Düstere Aussichten? Clevere KMU finden Wege, um die Zölle zu umgehen – so wie Ypsomed-Chef Simon Michel, der einen Teil der Produktion nach Deutschland verlagern könnte
keystone-sda.chJetzt sind die Zahlenmenschen gefragt. Ganze Teams in KMU rechnen Szenarien durch, kalkulieren Zolltarife, Arbeitskosten je Stunde und Steuersätze, verschieben Fabriken und Arbeitsplätze. Wo soll künftig produziert, wo sollen Halbfabrikate eingekauft, wo welche Ware zu welchem Preis an die Kundschaft gebracht werden? Ausgelöst hat die Hektik US-Präsident Donald Trump, der im Stundentakt den Importfirmen, die in den USA Geschäfte machen wollen, neue Zollabgaben abnötigt.
Beim Küchenutensilienhersteller Kuhn Rikon hat die «Taskforce USA» in den letzten paar Monaten schon zehnmal das Geschäftsmodell neu durchgerechnet, weil der US-Präsident ständig an den Warenzöllen schraubt und Strafzölle verhängt. Mal gegen China, Indien oder eben die Schweiz.

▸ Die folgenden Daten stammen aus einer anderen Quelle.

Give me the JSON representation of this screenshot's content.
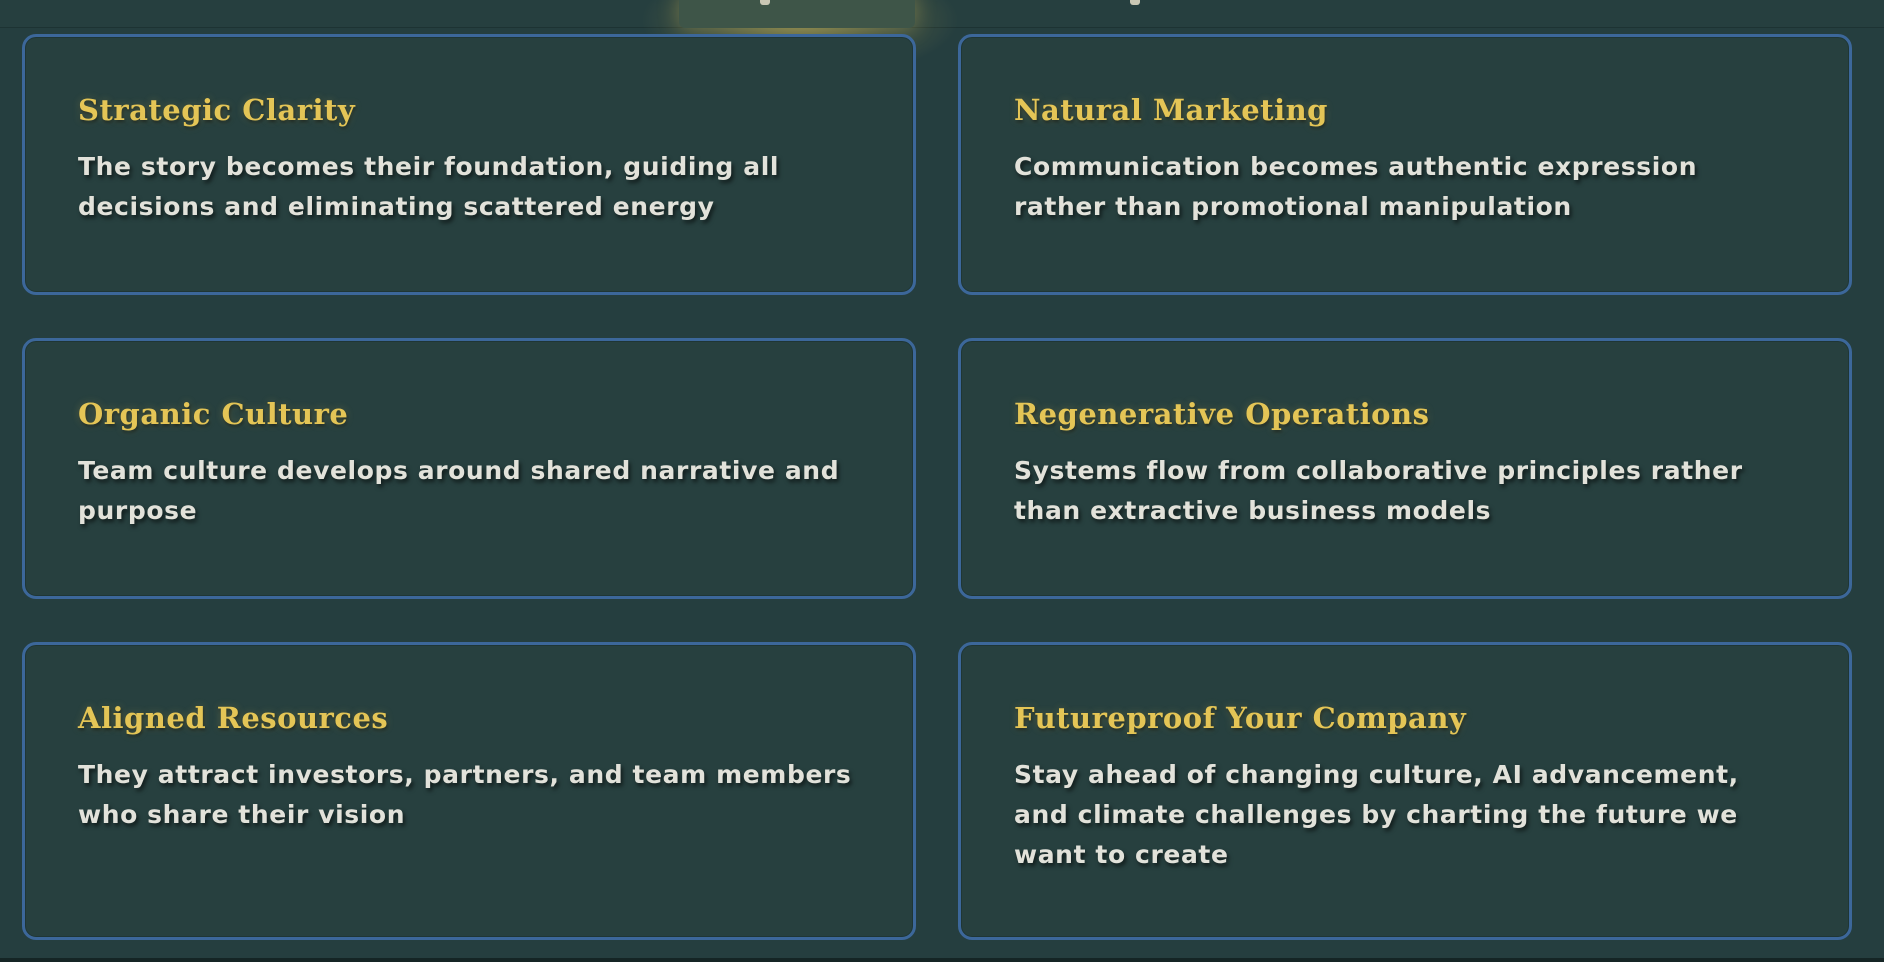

So etwas wie Planungssicherheit gebe es im Moment nicht, sagt Tobias Gerfin, Chef von Kuhn Rikon. Das Familienunternehmen aus dem Kanton Zürich produziert in China und in der Schweiz – beide Länder wurden von Washington mit Zöllen abgestraft. Zudem drückt noch eine Sondersteuer von 50 Prozent auf Stahl, der in rauen Mengen verbaut wird. Dabei ist Kuhn Rikon mit seinen Edelpfannen und dem Sparschäler «Swiss Peeler» der Industriestandard in den amerikanischen Gaststättenküchen. Nach 20-prozentiger Preiserhöhung stellt sich aber auch beim Sortiment der Schweizer Firma die Frage, wie viel die Preissensibilität der US-Kundschaft noch verträgt.